Bersamaan dengan hadirnya era
informasi yang tengah melanda dunia pendidikan tersebut, selama ini kehadiran
Kurikulum Teknologi Pendidikan cenderung dipahami sebagai wahana siap isi yang
bentuknya hanya akan sangat tergatung (depend on) dari hasil kolaborasi
antara pemilik pesan, perancang pesan, dan subyek sasaran penerima pesan.
Kehadiran Kurikulum Teknologi Pendidikan hanya menjadi focus perhatian pada
tingkat perancangan dan pengembangan semata. Sementara pada tingkat
implementasi sangat lemah control dan intervensinya.

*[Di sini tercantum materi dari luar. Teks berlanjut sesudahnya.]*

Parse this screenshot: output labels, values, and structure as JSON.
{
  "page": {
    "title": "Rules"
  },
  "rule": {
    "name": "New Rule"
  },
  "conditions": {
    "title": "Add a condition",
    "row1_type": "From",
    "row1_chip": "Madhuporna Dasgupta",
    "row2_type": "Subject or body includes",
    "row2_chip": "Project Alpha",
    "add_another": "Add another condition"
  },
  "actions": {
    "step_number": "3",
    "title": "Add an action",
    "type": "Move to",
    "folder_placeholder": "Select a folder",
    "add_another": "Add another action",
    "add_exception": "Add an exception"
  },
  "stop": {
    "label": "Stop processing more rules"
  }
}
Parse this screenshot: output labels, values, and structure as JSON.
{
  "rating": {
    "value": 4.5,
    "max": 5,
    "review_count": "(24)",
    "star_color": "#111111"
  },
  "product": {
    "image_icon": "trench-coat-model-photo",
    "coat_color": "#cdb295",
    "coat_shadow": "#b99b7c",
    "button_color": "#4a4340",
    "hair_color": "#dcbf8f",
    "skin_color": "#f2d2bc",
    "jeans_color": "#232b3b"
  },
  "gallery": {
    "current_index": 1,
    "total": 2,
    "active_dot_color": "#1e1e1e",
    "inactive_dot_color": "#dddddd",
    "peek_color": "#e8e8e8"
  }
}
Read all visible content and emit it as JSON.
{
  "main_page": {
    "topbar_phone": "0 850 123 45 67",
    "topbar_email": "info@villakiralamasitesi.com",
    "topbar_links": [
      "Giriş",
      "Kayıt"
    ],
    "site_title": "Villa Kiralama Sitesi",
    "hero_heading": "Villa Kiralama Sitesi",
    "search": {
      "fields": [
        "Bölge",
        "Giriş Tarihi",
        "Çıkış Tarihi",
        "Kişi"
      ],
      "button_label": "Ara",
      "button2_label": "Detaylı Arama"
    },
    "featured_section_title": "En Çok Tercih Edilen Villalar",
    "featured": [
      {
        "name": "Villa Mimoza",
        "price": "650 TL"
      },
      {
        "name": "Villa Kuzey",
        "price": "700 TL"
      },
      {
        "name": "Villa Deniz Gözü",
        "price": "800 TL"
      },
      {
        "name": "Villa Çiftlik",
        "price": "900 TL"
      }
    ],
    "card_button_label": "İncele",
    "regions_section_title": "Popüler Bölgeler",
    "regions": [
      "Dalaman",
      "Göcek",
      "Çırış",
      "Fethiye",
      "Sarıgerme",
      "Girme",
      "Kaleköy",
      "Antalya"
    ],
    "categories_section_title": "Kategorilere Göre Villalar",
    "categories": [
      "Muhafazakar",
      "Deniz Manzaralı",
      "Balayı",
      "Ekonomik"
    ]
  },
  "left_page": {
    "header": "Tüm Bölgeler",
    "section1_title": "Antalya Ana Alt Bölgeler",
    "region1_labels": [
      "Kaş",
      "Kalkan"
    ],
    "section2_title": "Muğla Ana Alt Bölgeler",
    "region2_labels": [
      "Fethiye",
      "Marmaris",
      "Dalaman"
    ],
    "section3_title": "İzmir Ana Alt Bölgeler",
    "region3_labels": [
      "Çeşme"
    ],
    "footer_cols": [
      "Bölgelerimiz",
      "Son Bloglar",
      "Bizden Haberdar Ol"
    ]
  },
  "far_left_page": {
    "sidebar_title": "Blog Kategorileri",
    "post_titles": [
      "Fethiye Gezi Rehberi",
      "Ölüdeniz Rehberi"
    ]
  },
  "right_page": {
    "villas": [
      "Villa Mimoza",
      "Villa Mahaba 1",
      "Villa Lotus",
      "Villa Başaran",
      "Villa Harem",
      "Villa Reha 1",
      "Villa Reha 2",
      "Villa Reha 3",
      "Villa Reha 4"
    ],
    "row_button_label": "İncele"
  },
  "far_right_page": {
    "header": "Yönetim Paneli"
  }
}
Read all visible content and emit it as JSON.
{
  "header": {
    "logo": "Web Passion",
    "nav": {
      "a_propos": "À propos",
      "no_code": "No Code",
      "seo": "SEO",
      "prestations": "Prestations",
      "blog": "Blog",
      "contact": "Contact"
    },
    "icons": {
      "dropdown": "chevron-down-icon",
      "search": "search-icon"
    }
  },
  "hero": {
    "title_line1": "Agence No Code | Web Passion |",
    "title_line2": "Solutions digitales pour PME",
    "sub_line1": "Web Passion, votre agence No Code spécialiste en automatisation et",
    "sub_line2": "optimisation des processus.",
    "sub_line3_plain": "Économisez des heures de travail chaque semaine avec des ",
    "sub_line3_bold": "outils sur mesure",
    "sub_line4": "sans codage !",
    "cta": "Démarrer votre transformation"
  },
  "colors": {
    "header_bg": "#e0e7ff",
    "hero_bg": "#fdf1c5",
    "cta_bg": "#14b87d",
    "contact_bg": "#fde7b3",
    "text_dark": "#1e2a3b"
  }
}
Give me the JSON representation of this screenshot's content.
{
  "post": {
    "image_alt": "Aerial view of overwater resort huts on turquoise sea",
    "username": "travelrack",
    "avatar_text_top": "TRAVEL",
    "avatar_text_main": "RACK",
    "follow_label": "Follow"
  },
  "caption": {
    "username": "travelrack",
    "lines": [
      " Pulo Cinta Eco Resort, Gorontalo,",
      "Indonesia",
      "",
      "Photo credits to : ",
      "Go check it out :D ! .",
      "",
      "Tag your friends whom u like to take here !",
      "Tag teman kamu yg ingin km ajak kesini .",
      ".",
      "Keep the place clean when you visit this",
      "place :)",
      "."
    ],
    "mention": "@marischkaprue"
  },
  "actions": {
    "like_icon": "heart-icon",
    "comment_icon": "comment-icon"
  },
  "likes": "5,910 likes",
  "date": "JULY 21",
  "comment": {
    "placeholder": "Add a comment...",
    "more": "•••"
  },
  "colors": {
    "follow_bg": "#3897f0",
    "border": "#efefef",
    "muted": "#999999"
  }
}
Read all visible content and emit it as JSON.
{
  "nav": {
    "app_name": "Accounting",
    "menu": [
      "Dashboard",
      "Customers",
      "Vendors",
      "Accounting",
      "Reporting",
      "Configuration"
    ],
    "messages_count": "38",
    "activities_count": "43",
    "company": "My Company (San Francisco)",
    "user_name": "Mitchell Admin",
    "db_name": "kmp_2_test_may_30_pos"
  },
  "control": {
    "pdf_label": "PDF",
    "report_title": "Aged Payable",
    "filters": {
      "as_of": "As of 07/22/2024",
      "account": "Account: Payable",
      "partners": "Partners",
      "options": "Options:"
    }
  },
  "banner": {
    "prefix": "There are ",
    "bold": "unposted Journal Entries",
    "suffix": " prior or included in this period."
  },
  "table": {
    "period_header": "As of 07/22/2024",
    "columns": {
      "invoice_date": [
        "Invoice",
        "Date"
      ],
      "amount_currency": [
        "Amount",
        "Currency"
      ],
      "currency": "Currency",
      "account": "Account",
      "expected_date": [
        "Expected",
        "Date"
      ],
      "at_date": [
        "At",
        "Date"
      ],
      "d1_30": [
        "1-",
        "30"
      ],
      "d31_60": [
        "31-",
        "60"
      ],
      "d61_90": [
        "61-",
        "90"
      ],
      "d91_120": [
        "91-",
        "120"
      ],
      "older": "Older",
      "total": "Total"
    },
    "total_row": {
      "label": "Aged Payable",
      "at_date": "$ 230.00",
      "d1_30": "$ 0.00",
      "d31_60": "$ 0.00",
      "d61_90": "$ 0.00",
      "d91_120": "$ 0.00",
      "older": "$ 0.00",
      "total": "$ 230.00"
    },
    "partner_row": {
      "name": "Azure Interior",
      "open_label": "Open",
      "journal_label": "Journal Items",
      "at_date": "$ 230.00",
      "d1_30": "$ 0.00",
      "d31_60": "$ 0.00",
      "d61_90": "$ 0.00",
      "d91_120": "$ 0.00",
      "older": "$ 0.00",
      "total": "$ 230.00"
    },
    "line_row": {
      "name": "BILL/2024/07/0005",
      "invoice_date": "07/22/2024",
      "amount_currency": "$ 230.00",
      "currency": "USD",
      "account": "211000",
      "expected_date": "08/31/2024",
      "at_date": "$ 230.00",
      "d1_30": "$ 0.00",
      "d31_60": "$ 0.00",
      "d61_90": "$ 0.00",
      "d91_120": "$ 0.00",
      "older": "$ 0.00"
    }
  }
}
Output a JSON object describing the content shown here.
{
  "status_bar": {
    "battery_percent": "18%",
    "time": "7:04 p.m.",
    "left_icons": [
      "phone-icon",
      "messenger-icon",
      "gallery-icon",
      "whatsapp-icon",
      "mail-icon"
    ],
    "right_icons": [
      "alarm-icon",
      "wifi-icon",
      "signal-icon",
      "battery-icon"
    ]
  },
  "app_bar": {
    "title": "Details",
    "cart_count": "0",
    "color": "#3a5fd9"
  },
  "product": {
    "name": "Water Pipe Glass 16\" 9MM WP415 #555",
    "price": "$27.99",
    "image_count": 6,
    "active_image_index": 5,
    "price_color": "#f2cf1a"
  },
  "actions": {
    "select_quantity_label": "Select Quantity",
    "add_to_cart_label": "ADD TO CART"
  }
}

Selama ini rancang-bangun Kurikulum
Teknologi Pendidikan sangat kental warna pemikiran yang bercorak constructivism
yang mengandalkan segala hal peristiwa belajar dan perolehannya dapat dibangun
melalui penyediaan Kurikulum Teknologi Pendidikan yang telah baku. Kolaborasi
antara psikologi behavioristic dan constructivistic yang hadir
dalam bentuk kurikulum dan teknologi pendidikan inilah yang selama ini merajai
cara pandang kurikulum dan teknologi pendidikan sebagai suatu keniscayaan.
Terjadinya hal yang demikian karena kerangka berfikir yang melandasi
beroperasinya kurikulum dan teknologi pendidikan sangat lekat dengan paradigma
psikologi behavioristic. Akibatnya, kurikulum dan teknologi pendidikan
kemudian berperan sebagaimana “juklak” (petunjuk pelaksanaan) sehingga corak
san ragam kegiatan belajar sangat tergantung pada teknologinya, juga
perolehannya ditentukan oleh beroperasinya teknologi pendidikan yang dipilih.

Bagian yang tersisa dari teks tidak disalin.